Contratações e demissões são permitidas apenas em situações específicas, como nomeação ou exoneração de cargos em comissão, dispensa de funções de confiança, ou para assegurar a continuidade de serviços públicos essenciais.
Exceções a essas proibições incluem nomeações para cargos no Judiciário, Ministério Público, tribunais de contas e órgãos vinculados à Presidência da República.
Candidatos aprovados em concursos públicos só poderão ser nomeados se o processo seletivo tiver sido homologado até a data limite de 4 de julho.
Transferência de recursos e obras
Ainda no âmbito das restrições, agentes públicos estão impedidos de efetuar transferências voluntárias de recursos, seja do governo federal para estados e municípios, ou de estados para municípios. Tais repasses são liberados somente para a execução de obras já existentes ou em situações de calamidade pública.

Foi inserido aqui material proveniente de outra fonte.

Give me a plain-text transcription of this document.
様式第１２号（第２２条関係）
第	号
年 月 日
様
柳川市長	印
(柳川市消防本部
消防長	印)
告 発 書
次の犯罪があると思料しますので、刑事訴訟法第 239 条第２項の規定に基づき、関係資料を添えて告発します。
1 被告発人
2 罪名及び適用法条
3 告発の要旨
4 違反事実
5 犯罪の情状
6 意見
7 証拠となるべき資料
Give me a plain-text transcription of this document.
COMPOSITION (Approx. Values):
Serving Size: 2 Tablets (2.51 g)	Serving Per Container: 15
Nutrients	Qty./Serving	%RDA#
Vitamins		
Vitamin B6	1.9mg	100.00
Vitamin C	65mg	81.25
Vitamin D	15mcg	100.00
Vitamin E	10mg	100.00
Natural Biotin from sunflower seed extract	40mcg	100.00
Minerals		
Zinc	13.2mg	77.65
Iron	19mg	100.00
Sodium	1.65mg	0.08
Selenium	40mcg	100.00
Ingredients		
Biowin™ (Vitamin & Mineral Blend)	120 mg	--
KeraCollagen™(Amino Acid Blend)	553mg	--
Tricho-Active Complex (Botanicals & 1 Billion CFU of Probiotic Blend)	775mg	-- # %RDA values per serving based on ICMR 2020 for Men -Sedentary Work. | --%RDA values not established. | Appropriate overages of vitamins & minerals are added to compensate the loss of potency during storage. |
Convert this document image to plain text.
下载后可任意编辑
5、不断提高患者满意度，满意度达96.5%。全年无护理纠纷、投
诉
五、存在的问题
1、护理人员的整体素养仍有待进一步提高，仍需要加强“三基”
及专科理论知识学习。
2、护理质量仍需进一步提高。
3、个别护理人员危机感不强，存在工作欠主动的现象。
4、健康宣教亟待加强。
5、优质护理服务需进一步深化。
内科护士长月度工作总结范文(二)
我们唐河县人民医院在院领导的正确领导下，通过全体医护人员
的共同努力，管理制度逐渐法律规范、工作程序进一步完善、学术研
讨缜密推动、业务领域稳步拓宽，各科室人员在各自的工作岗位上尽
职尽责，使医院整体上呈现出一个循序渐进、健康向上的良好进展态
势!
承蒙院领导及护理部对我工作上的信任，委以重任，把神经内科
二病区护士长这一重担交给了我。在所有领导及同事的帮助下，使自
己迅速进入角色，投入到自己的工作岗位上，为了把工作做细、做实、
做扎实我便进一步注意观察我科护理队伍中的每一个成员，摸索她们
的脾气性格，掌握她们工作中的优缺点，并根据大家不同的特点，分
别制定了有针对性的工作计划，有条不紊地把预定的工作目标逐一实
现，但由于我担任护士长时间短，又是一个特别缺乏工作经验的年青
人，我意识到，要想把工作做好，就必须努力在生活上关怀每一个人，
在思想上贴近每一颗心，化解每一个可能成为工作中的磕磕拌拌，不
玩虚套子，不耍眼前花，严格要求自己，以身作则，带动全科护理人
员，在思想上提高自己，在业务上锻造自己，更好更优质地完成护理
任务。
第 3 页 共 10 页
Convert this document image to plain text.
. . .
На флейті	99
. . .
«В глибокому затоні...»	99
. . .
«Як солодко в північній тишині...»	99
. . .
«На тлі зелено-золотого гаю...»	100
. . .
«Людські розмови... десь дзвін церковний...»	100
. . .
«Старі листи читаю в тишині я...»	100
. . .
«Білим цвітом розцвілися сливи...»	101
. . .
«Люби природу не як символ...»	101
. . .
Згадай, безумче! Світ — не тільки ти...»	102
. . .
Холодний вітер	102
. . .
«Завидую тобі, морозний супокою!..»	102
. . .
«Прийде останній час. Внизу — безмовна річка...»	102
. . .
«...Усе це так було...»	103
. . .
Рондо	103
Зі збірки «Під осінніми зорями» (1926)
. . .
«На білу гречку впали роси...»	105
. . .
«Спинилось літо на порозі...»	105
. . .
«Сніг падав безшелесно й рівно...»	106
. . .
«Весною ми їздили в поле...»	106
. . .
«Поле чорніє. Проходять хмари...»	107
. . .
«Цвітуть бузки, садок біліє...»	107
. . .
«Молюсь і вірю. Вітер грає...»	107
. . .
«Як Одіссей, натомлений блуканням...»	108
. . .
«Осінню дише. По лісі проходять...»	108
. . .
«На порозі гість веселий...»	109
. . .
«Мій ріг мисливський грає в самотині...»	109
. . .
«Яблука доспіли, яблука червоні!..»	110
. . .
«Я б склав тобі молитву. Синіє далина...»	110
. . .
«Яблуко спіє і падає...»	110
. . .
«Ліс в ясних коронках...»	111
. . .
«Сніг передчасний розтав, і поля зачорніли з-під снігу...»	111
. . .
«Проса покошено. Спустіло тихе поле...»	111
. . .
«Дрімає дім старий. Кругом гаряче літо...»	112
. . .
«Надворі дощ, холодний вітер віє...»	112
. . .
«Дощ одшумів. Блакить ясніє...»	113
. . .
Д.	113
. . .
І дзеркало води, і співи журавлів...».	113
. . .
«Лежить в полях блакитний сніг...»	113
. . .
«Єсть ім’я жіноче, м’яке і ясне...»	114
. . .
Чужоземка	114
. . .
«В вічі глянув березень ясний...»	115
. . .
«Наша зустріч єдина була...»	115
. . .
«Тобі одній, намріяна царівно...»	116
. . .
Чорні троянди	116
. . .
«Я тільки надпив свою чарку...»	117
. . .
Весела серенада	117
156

Convenções partidárias e propaganda
A partir deste domingo (5), a propaganda interna dos pré-candidatos para as convenções partidárias, que se iniciarão em 20 de julho, está autorizada. Contudo, qualquer forma de propaganda externa, como rádio, televisão ou outdoors, permanece vedada.
Para disputar as vagas nas eleições de outubro, os futuros candidatos devem ter seus nomes oficializados e aprovados por seus respectivos partidos, processo que ocorre durante as convenções.
Datas do pleito eleitoral
O primeiro turno do pleito está agendado para 4 de outubro, data em que serão eleitos deputados federais, estaduais, distritais, governadores, senadores e o presidente da República. Um eventual segundo turno ocorrerá em 25 de outubro, se necessário.